Sudipto Das Received 2012 Lancaster Dissertation Award
2012 Lancaster Dissertation Award in Mathematics, Physical Sciences, & Engineering
The Department of Computer Science is delighted to announce that Dr. Sudipto Das has been awarded the 2012 Lancaster Dissertation Award in Mathematics, Physical Sciences, & Engineering. This is the first time this prestigious and highly competitive campus-wide award has been awarded to a Computer Science PhD student. Sudipto Das’s PhD dissertation is entitled “Scalable and Elastic Transactional Data Stores for Cloud Computing Platforms,” was conducted under the supervision of Professors Divyakant Agrawal and Amr El Abbadi. He graduated in December 2012, when he joined Microsoft Research (MSR).
The award is given by the UCSB Graduate Division to one doctoral dissertation completed in Mathematics, Physical Sciences, & Engineering in the two year period of July 1, 2010 to June 30, 2012. The departments for this year’s competition included Chemistry, Chemical Engineering, Computer Science, Earth Science, Electrical and Computer Engineering, Environmental Science and Management, Mathematics, Material Science, Mechanical Engineering, Media Arts and Technology, Physics, and Statistics. The winner is selected based on the impact on field in terms of methodological and substantive contributions.
Sudipto’s dissertation targets the important problem of designing scalable and elastic database management systems (DBMSs) for storing and serving large amounts of data (referred to as “big data” in common folklore). DBMSs form a critical component in the success of a vast majority of enterprise and web-applications that are part of our daily life. As the cloud computing platforms become an integral component of our daily interactions with computers, scalable and elastic DBMSs serving these applications are critical.

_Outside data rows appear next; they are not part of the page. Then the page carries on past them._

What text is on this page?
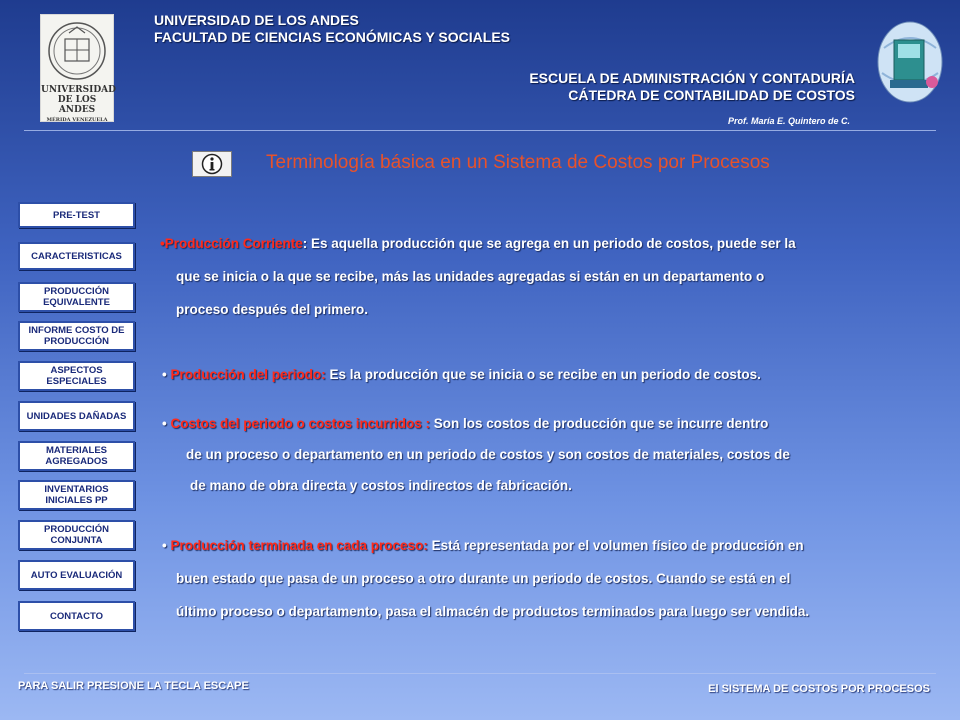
UNIVERSIDAD
DE LOS ANDES
MÉRIDA VENEZUELA
UNIVERSIDAD DE LOS ANDES
FACULTAD DE CIENCIAS ECONÓMICAS Y SOCIALES
ESCUELA DE ADMINISTRACIÓN Y CONTADURÍA
CÁTEDRA DE CONTABILIDAD DE COSTOS
Prof. María E. Quintero de C.
Terminología básica en un Sistema de Costos por Procesos
PRE-TEST
CARACTERISTICAS
PRODUCCIÓN EQUIVALENTE
INFORME COSTO DE PRODUCCIÓN
ASPECTOS ESPECIALES
UNIDADES DAÑADAS
MATERIALES AGREGADOS
INVENTARIOS INICIALES PP
PRODUCCIÓN CONJUNTA
AUTO EVALUACIÓN
CONTACTO
•Producción Corriente: Es aquella producción que se agrega en un periodo de costos, puede ser la
que se inicia o la que se recibe, más las unidades agregadas si están en un departamento o
proceso después del primero.
• Producción del periodo: Es la producción que se inicia o se recibe en un periodo de costos.
• Costos del periodo o costos incurridos : Son los costos de producción que se incurre dentro
de un proceso o departamento en un periodo de costos y son costos de materiales, costos de
de mano de obra directa y costos indirectos de fabricación.
• Producción terminada en cada proceso: Está representada por el volumen físico de producción en
buen estado que pasa de un proceso a otro durante un periodo de costos. Cuando se está en el
último proceso o departamento, pasa el almacén de productos terminados para luego ser vendida.
PARA SALIR PRESIONE LA TECLA ESCAPE	El SISTEMA DE COSTOS POR PROCESOS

Sudipto’s dissertation makes several fundamental contributions towards realizing the vision of building scalable and elastic OLTP DBMSs for cloud platforms. These contributions significantly advance the state-of-the-art by supporting scale-out transaction processing and promoting elasticity as a first class concept in database systems. The significant technical contributions are in schema-defined and dynamically-specified database partitioning, large self-managing DBMSs installations, virtualization in the database tier, and live database migration for elastic load balancing. These technologies are critical to ensure the success of the next generation of DBMSs in cloud computing infrastructures.